Cheese Crackers

All of last week, I was craving cheese crackers. And they're terrible for a person -- have you ever looked at that list of ingredients? They tend toward terrifying -- sugars that aren't sugars -- and let's not even talk about how the box size grew smaller but the price went up.

I'm not going to argue that these are cheap or healthy, but they are good for you, because there is a joy in making them, and knowing they don't contain preservatives. You can also do pretty much anything you want to them, because oh cooking.

Cheese, in cracker form.

Time is a flat circle; these crackers are square.

I am pretty sure this recipe originated at Better Homes & Gardens, though it's in a variety of places on the internet at this point. But I haven't really seen anyone encouraging wild science experiments with their crackers. So let me do that.

You can use any kind of cheese. You can mix in herbs! Spices! Seeds! You can probably use any kind of flour -- I am curious to try this with a rye flour, for example; rye paired with Gouda? I mean. Yum. You won't find THAT in a box on a shelf.

In any case, I was craving a straight up cheddar cracker, so that's what is pictured here (and I used unbleached wheat flour). And I only made half a recipe -- a whole recipe will probably make about 100 crackers, depending how thin you roll your dough. Here is the full recipe:

8 oz. cheese, finely grated -- pick your favorite!
4 tablespoons butter, softened
1 cup flour -- pick your favorite!
3-4 tablespoons ice water

One thing I've done here is to eliminate the extra salt the original recipe uses, because I'm generally using salted butter. Your cheese is also going to provide salt, so lack of saltiness is not something you'll run into here, I promise.

How I do my ice water when I make dough: I fill a 2 cup Pyrex cup half way with ice, then fill with water. It sits until I'm ready for it. Easy! Peasy!

Start by mixing your softened butter and cheese. You can use a fork or a silicon spatula is super awesome here. You are going to end up with a lovely butter-cheese paste, which you'll sprinkle the flour over. I mix that a little more and then start to sprinkle the ice water on. It's just like making any other dough: you can always add a little more water as you blend, but taking it out is trickier. Use the measurement as a guide, but if you need a little less or a little more, don't despair. Dough often depends on humidity and weather, you'd be surprised.

Work your dough into a nice little bundle, then wrap in plastic and flatten into a disk (time is a flat circle and so is your dough). Let your dough chill at least an hour. You can also chill it overnight -- no worries, it's going to be fiiiine.
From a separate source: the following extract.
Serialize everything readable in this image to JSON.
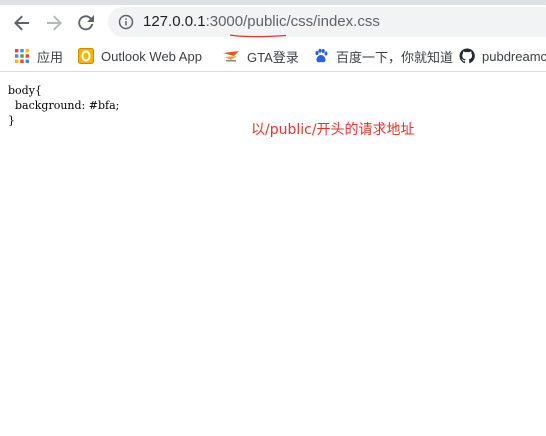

When you take your dough out, heat your oven to 375. Line a baking sheet with parchment paper or a silicon sheet.

You'll roll your dough out on a floured surface -- I'd roll them pretty thin, because this is basically pie dough with cheese and it's going to puff up thanks to the magical chemistry of flour and butter. Cut your dough with a knife or a pastry roller -- I use the fluted side of my pastry roller because it's just so dang fun.

You will probably end up bundling your scraps back up, and rolling them again. But don't try to get perfect edges, because all those uneven edges brown up and are terribly sexy-crunchy in the end.

Put your cut crackers onto your baking sheet -- half a recipe requires a couple panfuls. You can toss them here and there. They will puff, but not spread. You can sprinkle them with salt -- I use Kosher. You could also sprinkle with herbs! The other thing here: the recipe says to poke a hole in the center of each cracker with a toothpick or an ice pick. I'm trying to decide WHY and I wonder if it helps the dough vent, just like you would with a pie. Or, it's just to look like all them commercial crackers.

Bake them for 7-10 minutes, or until browned. You definitely want them to have a little color on them, so they crunch when you bite into them.

Now, every other version of this recipe says "allow to cool" and I just laugh, because warm cheese crackers are the bomb. Put one in your mouth! Obviously don't burn your tongue out of your head but yeah. Yeeeeah warm cheese crackers.

One thought on “Cheese Crackers

  1. jnfr says:

    Thanks! I've copied this to my (private) recipe file and will thrill Mr J with a batch sometime. Love the rye/gouda idea, too.